Kaminski: I can give you a more specific. So you say if for people that are voting for 3, both vote for me. Why why would you say that?
Raithel: Oh, well one of the mass mailings I went out, laid out the case, and this is why I think the ballot initiative wound up in court. It did not specify what laws would be repealed once it goes into effect. It was a bad faith argument to say that it should be rejected for that reason because there was a history of approving ballot initiatives that didn't specifically list.
So I take the position that when this amendment is passed, I think it will be, the trap laws, the targeted reproductive access protocols that are on the books would make special rules about facilities providing abortions and special rules about physicians working there, needing privileges at facilities. All those will be on the books through the three-day waiting period.

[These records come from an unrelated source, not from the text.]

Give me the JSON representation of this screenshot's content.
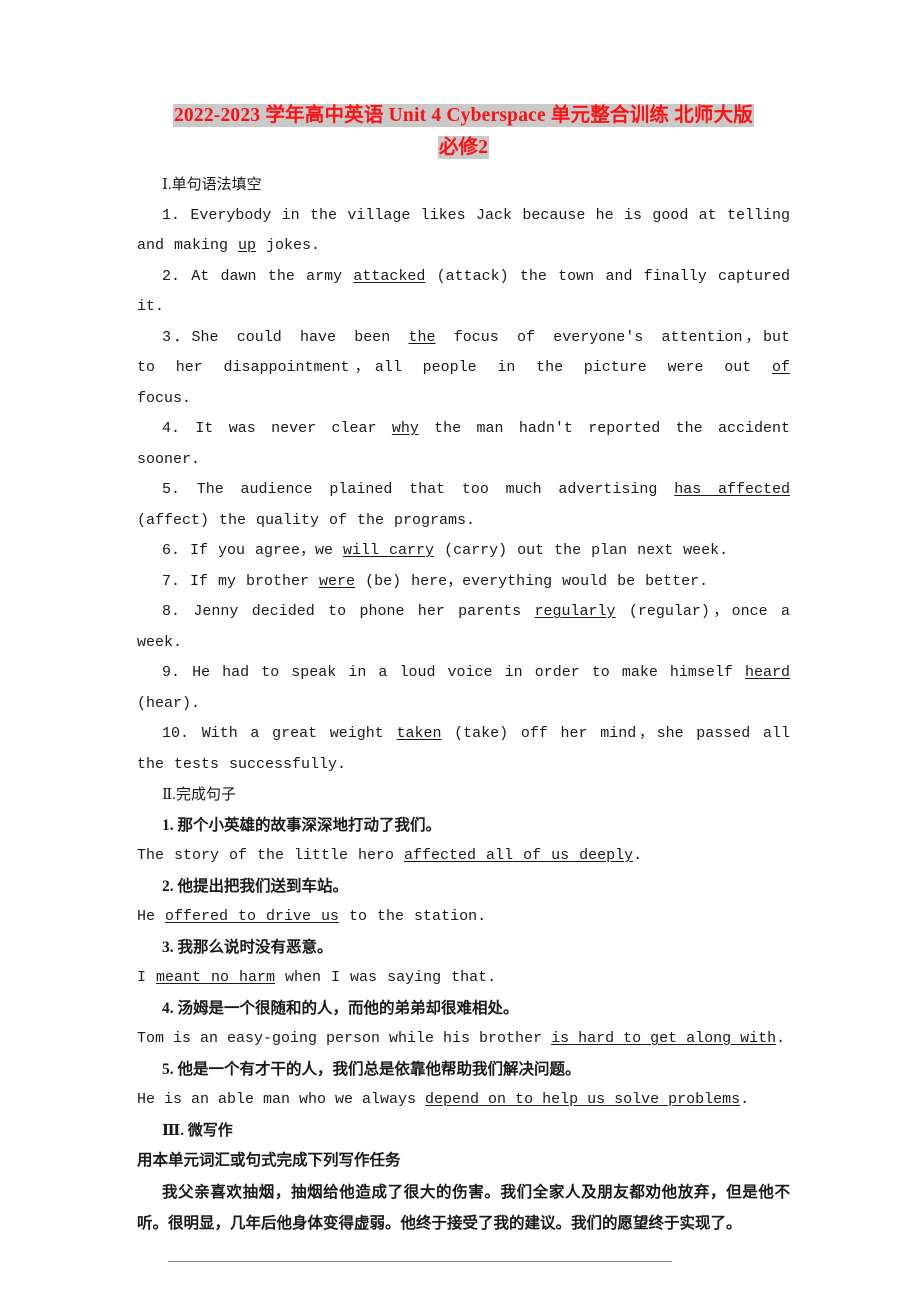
{
  "document": {
    "title": {
      "line1": "2022-2023 学年高中英语 Unit 4 Cyberspace 单元整合训练 北师大版",
      "line2": "必修2",
      "color": "#ff1111",
      "highlight": "#c9c9c9"
    },
    "section1": {
      "heading": "Ⅰ.单句语法填空",
      "items": [
        {
          "number": "1.",
          "before": " Everybody in the village likes Jack because he is good at telling and making ",
          "answer": "up",
          "after": " jokes."
        },
        {
          "number": "2.",
          "before": " At dawn the army ",
          "answer": "attacked",
          "after": " (attack) the town and finally captured it."
        },
        {
          "number": "3．",
          "before": "She could have been ",
          "answer": "the",
          "after": " focus of everyone's attention，but to her disappointment，all people in the picture were out ",
          "answer2": "of",
          "after2": " focus."
        },
        {
          "number": "4.",
          "before": " It was never clear ",
          "answer": "why",
          "after": " the man hadn't reported the accident sooner."
        },
        {
          "number": "5.",
          "before": " The audience plained that too much advertising ",
          "answer": "has affected",
          "after": " (affect) the quality of the programs."
        },
        {
          "number": "6.",
          "before": " If you agree，we ",
          "answer": "will carry",
          "after": " (carry) out the plan next week."
        },
        {
          "number": "7.",
          "before": " If my brother ",
          "answer": "were",
          "after": " (be) here，everything would be better."
        },
        {
          "number": "8.",
          "before": " Jenny decided to phone her parents ",
          "answer": "regularly",
          "after": " (regular)，once a week."
        },
        {
          "number": "9.",
          "before": " He had to speak in a loud voice in order to make himself ",
          "answer": "heard",
          "after": " (hear)."
        },
        {
          "number": "10.",
          "before": " With a great weight ",
          "answer": "taken",
          "after": " (take) off her mind，she passed all the tests successfully."
        }
      ]
    },
    "section2": {
      "heading": "Ⅱ.完成句子",
      "items": [
        {
          "number": "1.",
          "chinese": " 那个小英雄的故事深深地打动了我们。",
          "before": "The story of the little hero ",
          "answer": "affected all of us deeply",
          "after": "."
        },
        {
          "number": "2.",
          "chinese": " 他提出把我们送到车站。",
          "before": "He ",
          "answer": "offered to drive us",
          "after": " to the station."
        },
        {
          "number": "3.",
          "chinese": " 我那么说时没有恶意。",
          "before": "I ",
          "answer": "meant no harm",
          "after": " when I was saying that."
        },
        {
          "number": "4.",
          "chinese": " 汤姆是一个很随和的人，而他的弟弟却很难相处。",
          "before": "Tom is an easy-going person while his brother ",
          "answer": "is hard to get along with",
          "after": "."
        },
        {
          "number": "5.",
          "chinese": " 他是一个有才干的人，我们总是依靠他帮助我们解决问题。",
          "before": "He is an able man who we always ",
          "answer": "depend on to help us solve problems",
          "after": "."
        }
      ]
    },
    "section3": {
      "heading": "Ⅲ. 微写作",
      "instruction": "用本单元词汇或句式完成下列写作任务",
      "prompt": "我父亲喜欢抽烟，抽烟给他造成了很大的伤害。我们全家人及朋友都劝他放弃，但是他不听。很明显，几年后他身体变得虚弱。他终于接受了我的建议。我们的愿望终于实现了。",
      "answer_line": ""
    }
  }
}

Just run through them all. And unless they are repealed by the legislature, every one of them will be challenged in court. And then women and families will wind up standing in court for several more years. For fear of using the word rational, the rational thing to do is if you're going to vote for 3, you have to have a sufficiently large number of Democrats in the legislature with somewhat cooperative executives.
So maybe Kehoe will be cooperative if he sees he has a House that can do things he may not want to do. All right. But you can't say I want to have a woman's rights under Roe v Wade, restore and then turn vote, turn around and vote for people who will do nothing to make that happen, who will do everything they can to prevent it.
I mean, [Republican Attorney General Andrew] Bailey, as I said to somebody, a reporter the other day, Bailey has never met a bad law he didn't want to enforce. He's never met someone beat up in jail he didn't want to make him worse off. And he will do everything he can to hobble and thwart Amendment 3 unless those laws are repealed and new regulations are written. That’s my case you, either get it or you don’t.